Sukoon is in alpha. Security fixes are applied to main and the latest tagged release only.

Please do not open a public issue for security vulnerabilities.

Report privately through GitHub:

• Open a confidential report via Security Advisories → "Report a vulnerability" on the repository.

(A dedicated security contact email will be added soon.)

Include: a description, steps to reproduce, affected component (core, cli, extension, desktop), and impact. We aim to acknowledge within 72 hours and to ship a fix or mitigation plan within 30 days, coordinating disclosure with you.

Because Sukoon handles user media entirely on-device, we treat these as high severity:

• Privacy / data retention. Any code path where audio is uploaded, logged, or cached beyond the user's configured retention.

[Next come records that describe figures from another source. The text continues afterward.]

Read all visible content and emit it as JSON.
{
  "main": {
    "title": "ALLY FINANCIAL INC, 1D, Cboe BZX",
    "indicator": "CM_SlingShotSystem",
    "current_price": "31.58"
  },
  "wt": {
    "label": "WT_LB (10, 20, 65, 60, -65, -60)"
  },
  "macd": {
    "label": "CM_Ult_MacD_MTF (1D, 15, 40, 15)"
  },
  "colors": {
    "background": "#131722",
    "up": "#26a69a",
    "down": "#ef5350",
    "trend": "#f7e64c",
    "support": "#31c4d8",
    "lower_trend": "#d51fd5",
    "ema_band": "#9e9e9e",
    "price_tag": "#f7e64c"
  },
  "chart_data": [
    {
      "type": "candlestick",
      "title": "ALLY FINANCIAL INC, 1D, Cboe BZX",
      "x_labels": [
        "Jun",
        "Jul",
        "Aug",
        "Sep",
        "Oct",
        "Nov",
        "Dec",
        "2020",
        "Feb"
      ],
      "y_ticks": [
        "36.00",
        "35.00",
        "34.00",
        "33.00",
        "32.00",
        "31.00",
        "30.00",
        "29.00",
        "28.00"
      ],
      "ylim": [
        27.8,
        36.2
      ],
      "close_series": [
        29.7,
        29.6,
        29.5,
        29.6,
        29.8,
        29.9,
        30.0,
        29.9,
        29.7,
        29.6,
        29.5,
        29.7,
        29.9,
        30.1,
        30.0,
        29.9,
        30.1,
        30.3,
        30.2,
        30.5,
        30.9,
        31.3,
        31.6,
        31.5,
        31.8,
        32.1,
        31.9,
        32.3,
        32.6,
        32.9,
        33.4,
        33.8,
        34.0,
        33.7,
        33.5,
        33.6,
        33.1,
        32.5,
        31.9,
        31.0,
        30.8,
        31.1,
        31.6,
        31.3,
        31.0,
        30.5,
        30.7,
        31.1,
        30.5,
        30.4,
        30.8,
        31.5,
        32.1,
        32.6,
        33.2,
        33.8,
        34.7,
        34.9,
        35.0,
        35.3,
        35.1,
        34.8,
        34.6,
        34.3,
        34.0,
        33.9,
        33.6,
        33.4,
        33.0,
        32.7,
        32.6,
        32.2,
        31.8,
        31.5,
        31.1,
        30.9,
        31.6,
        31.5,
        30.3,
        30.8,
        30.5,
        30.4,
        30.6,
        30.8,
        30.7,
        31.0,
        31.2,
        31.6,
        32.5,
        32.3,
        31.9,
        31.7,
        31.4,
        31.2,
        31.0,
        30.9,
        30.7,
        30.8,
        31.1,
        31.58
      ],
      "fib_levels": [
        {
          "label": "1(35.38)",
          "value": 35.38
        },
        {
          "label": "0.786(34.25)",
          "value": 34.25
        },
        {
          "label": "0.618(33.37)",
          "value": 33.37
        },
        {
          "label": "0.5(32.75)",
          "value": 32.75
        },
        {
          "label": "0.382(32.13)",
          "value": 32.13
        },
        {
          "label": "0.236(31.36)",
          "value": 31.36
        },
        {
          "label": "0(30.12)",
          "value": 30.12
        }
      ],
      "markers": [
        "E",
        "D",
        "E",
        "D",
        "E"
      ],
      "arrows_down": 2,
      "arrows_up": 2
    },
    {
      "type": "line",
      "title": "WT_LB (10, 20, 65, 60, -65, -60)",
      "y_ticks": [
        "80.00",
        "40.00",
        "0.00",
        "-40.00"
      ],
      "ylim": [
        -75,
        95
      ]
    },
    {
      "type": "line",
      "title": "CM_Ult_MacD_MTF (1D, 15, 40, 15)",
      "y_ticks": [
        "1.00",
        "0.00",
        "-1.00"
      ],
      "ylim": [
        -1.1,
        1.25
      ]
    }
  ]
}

Sukoon is fully on-device; flag anything that sends media off the machine.
• Model/asset downloads. Tampering with model downloads. All assets are verified against a checksum in the registry; report any path that skips verification.
• FFmpeg invocation. Command injection via filenames or untrusted metadata.

• Vulnerabilities in third-party models, FFmpeg, or ONNX Runtime themselves (report upstream, but do tell us if Sukoon's usage amplifies them).
• Social-engineering and physical attacks.

Thank you for helping keep Sukoon and its users safe.